When we face bugs or performance issues in production we have to worry about how we can make a good analysis without worsering the situation. Reproducing a problem in staging or in a development environment is a real challenge. And debugging tools are often not so easy to use in production without making a huge impact on applications.
Linux developers have made a special effort in recent years to provide indicators for profiling system ressource usage such as CPU or memory with a very low overhead on the system. Brendan Gregg has developed a visualization technique called Flame Graphs for charting these metrics.
A common approach for CPU profiling is the sampling of stack traces. perf is an amazing tool for observing and capturing system performance metrics.
The generation of Flame Graphs depends on perf capturing call frames.
# perf record -F 99 -a -g -- sleep 60
This produces a raw data file.
The call frames we need are there.
We just have to process this data with a reporting tool.
# perf script | ./stackcollapse-perf.pl | ./flamegraph.pl > perf.svg
A flame graph represents a collection of stack traces (or call stacks) shown as a flame or inverted icicle layout.
A stack trace is organized in columns which contain a superposition of boxes; each box is a function (i.e. call/stack frame):
- The y-axis is the stack depth. The top box shows the call frame that was on-CPU when the stack was captured and every box below represents the ancestry.
- The x-axis does not really show the flow of time. The left to right reading has no special meaning because boxes are ordered alphabetically. Identical adjacent functions are merged.
- The box width represents the frequency at which the function was found in the capture (including ancestry). Wide boxes were more present than narrow boxes.
- Mouse-over on a box shows a tooltip that displays number of calls for this function
- The flame zooms horizontally when you click on a box
- Search, which support s regular expressions, shows a highlight of terms in the graph
While examining the graph you can visually trace function calls with ancestry and identify where CPU is consumed and detect abnormal behavior.
But it’s not always possible to generate the graph especially for applications that don’t export function names in stack traces. gcc can reuse the frames pointer as an optimization making profiling back impossible. In this case, if you capture stack traces, you will not see function names nor the ancestry. For example, Java is typically compiled with this limitation. Brendan has developed a patch in OpenJDK to avoid this limitation. The patch was accepted and also introduced in Oracle JDK starting from version 1.8.0u60.

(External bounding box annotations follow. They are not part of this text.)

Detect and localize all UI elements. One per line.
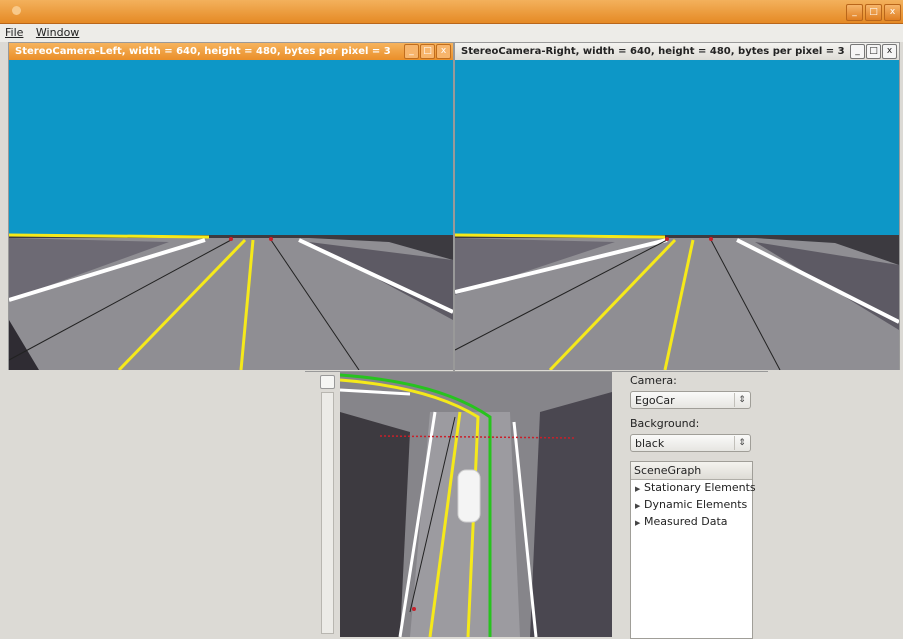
sky	[9, 60, 453, 235]
triangle-right-icon[interactable]: ▶	[635, 482, 644, 497]
camera-right-maximize-button[interactable]: □	[866, 44, 881, 59]
scenegraph-header[interactable]: SceneGraph	[631, 462, 752, 480]
menubar: File Window	[0, 24, 903, 42]
minimize-button[interactable]: _	[846, 4, 863, 21]
marker-point	[412, 607, 416, 611]
menu-file-label: File	[5, 26, 24, 39]
lane-yellow-horizon	[455, 233, 666, 239]
background-label: Background:	[630, 417, 700, 430]
camera-left-minimize-button[interactable]: _	[404, 44, 419, 59]
empty-area	[768, 370, 903, 637]
window-controls: _ □ x	[846, 4, 901, 21]
marker-point	[269, 237, 273, 241]
background-select[interactable]: black ⇕	[630, 434, 751, 452]
window-titlebar[interactable]: _ □ x	[0, 0, 903, 24]
empty-area	[0, 370, 305, 637]
marker-point	[229, 237, 233, 241]
scene-top-view[interactable]	[340, 372, 612, 637]
tree-item-label: Measured Data	[644, 515, 728, 528]
menu-file[interactable]: File	[0, 24, 27, 39]
camera-left-view[interactable]	[9, 60, 453, 370]
marker-point	[709, 237, 713, 241]
tree-item-stationary-elements[interactable]: ▶ Stationary Elements	[631, 480, 756, 497]
tree-item-label: Stationary Elements	[644, 481, 756, 494]
maximize-button[interactable]: □	[865, 4, 882, 21]
close-button[interactable]: x	[884, 4, 901, 21]
camera-right-title[interactable]: StereoCamera-Right, width = 640, height …	[455, 43, 899, 60]
camera-left-title[interactable]: StereoCamera-Left, width = 640, height =…	[9, 43, 453, 60]
triangle-right-icon[interactable]: ▶	[635, 499, 644, 514]
camera-right-minimize-button[interactable]: _	[850, 44, 865, 59]
background-select-value: black	[635, 437, 665, 450]
triangle-right-icon[interactable]: ▶	[635, 516, 644, 531]
tree-item-measured-data[interactable]: ▶ Measured Data	[631, 514, 752, 531]
menu-window[interactable]: Window	[31, 24, 83, 39]
scenegraph-tree[interactable]: SceneGraph ▶ Stationary Elements ▶ Dynamic…	[630, 461, 756, 639]
stereo-camera-right-window[interactable]: StereoCamera-Right, width = 640, height …	[454, 42, 900, 372]
marker-point	[665, 237, 669, 241]
control-panel: Camera: EgoCar ⇕ Background: black ⇕ Sce…	[625, 370, 767, 639]
up-down-arrows-icon: ⇕	[734, 436, 749, 450]
camera-right-close-button[interactable]: x	[882, 44, 897, 59]
zoom-slider[interactable]	[321, 392, 334, 634]
sky	[455, 60, 899, 235]
terrain-dark-left	[340, 412, 410, 637]
view-toolbar	[318, 372, 338, 637]
view-toggle-button[interactable]	[320, 375, 335, 389]
tree-item-label: Dynamic Elements	[644, 498, 748, 511]
up-down-arrows-icon: ⇕	[734, 393, 749, 407]
window-menu-icon[interactable]	[12, 6, 21, 15]
camera-select[interactable]: EgoCar ⇕	[630, 391, 751, 409]
camera-right-view[interactable]	[455, 60, 899, 370]
terrain-dark-right	[530, 392, 612, 637]
camera-left-maximize-button[interactable]: □	[420, 44, 435, 59]
camera-left-controls: _ □ x	[404, 44, 451, 59]
lane-yellow-horizon	[9, 233, 210, 239]
camera-select-value: EgoCar	[635, 394, 675, 407]
tree-item-dynamic-elements[interactable]: ▶ Dynamic Elements	[631, 497, 752, 514]
camera-right-controls: _ □ x	[850, 44, 897, 59]
camera-left-close-button[interactable]: x	[436, 44, 451, 59]
menu-window-label: Window	[35, 26, 80, 39]
stereo-camera-left-window[interactable]: StereoCamera-Left, width = 640, height =…	[8, 42, 454, 372]
ego-car	[457, 469, 481, 523]
camera-label: Camera:	[630, 374, 677, 387]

It introduces a new option:
The patch is only available in JDK not in JRE.
Keep in mind that Netflix tests show an extra cost of CPU between 0 and 3% depending on workload. Using kernel profilers give us the possibility to show CPU time spent in Java methods and interaction between Java, system librairies and kernel. Dedicated Java profilers like jmaps are limited to the JVM and can’t see what happens outside.
Flame Graphs is really an amazing technique to faithfully visualize applications’ behavior directly in production with a minimum impact on client services. We now have a new string to our bow helping us to ensure our services quality insurance.